When marriage was reserved to heterosexual couples, positive law found support in the natural difference between man and woman and at the same time confirmed and consecrated this difference. The common sense of the species had little need for doctrinal elaboration, but, since the institution of marriage was reserved to heterosexual couples, it implicitly sustained and solemnly manifested that human life is ordered by a natural law. The law opening marriage to same-sex couples is a positive law whose intention targets the very meaning of the human order: the point is to require members of society to recognize by word and deed that there is no natural law, or that the human world can and must be organized without reference to a natural law. Insofar as marriage was the crucial institution of a human world organized according to natural law, the law of which we are speaking aims to overturn or abolish this very order. Henceforth societies living under this law are involved in an experiment that is equally crucial and whose consequences yet to come, public as well as private, will no doubt be commensurate with the audacity or imprudence of what has been done.
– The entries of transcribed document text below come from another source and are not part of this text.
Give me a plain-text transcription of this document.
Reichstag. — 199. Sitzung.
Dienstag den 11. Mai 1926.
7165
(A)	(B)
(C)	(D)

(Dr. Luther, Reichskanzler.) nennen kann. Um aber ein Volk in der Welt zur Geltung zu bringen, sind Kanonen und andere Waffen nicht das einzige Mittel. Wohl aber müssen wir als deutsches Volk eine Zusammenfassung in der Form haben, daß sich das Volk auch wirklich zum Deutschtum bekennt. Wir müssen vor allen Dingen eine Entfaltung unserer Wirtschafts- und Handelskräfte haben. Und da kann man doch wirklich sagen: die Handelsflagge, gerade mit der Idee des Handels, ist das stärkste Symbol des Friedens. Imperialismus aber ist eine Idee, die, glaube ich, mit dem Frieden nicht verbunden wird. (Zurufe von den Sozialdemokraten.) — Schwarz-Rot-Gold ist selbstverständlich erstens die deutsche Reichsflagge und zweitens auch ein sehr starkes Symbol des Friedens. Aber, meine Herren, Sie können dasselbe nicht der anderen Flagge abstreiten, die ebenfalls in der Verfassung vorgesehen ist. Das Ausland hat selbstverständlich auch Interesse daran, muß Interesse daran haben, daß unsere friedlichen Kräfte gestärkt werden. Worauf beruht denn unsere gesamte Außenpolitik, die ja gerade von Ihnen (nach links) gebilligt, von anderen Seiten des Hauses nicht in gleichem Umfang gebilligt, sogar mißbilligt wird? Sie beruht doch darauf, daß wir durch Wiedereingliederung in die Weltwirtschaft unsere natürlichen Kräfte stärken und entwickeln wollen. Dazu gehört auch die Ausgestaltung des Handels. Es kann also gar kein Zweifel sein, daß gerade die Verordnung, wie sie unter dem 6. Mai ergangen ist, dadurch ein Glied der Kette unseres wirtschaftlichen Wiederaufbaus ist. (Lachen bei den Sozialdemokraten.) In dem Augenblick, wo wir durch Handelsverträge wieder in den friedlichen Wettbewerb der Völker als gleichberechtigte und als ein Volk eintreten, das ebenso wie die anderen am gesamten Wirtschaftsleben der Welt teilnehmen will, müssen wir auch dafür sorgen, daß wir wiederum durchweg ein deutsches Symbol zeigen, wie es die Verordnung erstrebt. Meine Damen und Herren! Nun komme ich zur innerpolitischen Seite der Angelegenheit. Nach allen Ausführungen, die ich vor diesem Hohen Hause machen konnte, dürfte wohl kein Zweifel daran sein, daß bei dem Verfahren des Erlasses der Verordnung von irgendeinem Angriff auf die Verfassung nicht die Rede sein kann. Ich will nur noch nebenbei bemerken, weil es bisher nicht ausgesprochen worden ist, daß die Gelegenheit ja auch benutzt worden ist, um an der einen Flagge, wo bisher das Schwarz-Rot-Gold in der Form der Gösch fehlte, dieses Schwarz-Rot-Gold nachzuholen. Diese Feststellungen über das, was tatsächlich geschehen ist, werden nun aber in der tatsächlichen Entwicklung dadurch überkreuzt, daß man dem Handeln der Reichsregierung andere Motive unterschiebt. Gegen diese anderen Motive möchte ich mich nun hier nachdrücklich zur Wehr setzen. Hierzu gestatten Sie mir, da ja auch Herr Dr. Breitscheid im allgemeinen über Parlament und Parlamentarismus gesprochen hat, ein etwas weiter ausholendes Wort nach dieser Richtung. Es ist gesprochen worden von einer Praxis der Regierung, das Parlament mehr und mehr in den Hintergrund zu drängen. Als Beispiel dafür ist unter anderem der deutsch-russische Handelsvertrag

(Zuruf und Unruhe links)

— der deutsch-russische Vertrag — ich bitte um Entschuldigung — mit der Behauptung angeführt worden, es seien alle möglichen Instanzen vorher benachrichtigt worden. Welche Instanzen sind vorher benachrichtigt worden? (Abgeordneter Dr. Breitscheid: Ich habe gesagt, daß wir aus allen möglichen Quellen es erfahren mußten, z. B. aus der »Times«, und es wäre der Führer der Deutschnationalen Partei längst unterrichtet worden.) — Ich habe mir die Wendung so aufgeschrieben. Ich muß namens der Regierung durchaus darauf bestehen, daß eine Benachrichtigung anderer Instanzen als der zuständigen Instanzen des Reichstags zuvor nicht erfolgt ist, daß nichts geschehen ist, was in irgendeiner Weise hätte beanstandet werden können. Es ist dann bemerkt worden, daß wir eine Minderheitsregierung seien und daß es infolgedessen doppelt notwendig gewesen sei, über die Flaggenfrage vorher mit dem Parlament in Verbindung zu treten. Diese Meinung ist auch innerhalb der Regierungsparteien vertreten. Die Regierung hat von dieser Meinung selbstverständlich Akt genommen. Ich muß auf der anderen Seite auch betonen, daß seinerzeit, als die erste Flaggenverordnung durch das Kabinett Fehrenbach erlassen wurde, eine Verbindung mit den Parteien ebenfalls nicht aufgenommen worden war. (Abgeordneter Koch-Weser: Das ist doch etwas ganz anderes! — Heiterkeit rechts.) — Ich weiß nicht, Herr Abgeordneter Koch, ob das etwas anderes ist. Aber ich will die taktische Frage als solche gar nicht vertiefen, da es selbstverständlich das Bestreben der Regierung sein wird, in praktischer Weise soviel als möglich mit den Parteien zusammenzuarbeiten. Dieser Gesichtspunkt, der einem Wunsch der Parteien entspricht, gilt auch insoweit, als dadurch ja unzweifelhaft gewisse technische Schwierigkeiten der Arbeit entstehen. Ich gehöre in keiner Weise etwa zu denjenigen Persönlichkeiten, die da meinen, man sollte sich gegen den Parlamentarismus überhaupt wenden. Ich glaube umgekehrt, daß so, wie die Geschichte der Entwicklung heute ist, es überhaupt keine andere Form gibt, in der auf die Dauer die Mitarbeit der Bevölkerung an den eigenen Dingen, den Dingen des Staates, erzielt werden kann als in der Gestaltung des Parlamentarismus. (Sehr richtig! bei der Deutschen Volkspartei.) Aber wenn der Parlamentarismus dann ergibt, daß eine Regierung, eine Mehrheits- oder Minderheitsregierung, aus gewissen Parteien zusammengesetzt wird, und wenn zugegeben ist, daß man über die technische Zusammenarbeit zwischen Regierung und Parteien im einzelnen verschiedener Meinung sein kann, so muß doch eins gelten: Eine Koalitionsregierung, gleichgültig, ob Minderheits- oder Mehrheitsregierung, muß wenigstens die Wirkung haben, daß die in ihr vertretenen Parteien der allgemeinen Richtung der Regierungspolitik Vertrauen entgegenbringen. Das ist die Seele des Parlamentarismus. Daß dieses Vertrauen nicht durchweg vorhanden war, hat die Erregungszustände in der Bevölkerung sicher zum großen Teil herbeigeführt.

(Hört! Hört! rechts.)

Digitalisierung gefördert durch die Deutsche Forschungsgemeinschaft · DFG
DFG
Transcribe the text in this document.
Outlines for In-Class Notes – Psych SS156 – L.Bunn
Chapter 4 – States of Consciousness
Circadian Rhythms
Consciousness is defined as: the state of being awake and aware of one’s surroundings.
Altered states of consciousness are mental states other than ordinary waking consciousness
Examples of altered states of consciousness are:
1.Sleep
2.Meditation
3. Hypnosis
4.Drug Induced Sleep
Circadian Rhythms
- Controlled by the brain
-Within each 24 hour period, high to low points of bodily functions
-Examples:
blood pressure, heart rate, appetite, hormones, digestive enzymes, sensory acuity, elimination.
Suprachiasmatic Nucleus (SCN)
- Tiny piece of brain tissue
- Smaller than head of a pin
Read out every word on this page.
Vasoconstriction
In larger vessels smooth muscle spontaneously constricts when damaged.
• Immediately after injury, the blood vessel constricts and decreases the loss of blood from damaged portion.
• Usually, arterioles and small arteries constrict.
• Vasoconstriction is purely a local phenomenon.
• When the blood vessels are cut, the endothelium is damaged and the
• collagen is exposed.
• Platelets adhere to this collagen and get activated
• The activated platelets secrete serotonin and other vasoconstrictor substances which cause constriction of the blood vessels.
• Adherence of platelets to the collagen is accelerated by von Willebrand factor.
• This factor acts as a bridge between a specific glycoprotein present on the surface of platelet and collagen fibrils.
This legislation, which directly concerns only a very small portion of society and which has taken hold in our country so fast and, as it were, irresistibly, owes this ascendancy to the ambition I have called metaphysical, the claim to inscribe into positive law the thesis according to which the just or legitimate human order excludes all reference to a natural norm or purpose. But why is it that, although they are for the most part not moved by any personal demand, a great number of our fellow citizens embrace this thesis as a truth so evident and so salutary that it must be imposed by the secular force of the positive law? What is the source of this passionate shared opinion in favor of a proposition that is finally purely philosophical? What is the source of this passionate refusal, which no victory either satisfies or diminishes, to recognize that the meaningful elements of human life are in some way connected with what we call human nature? We will pursue such questions in the next chapter, on the roots and the beginnings of this powerful movement, a movement that aims to organize the human world independently of any reference to a natural order or to the nature of man.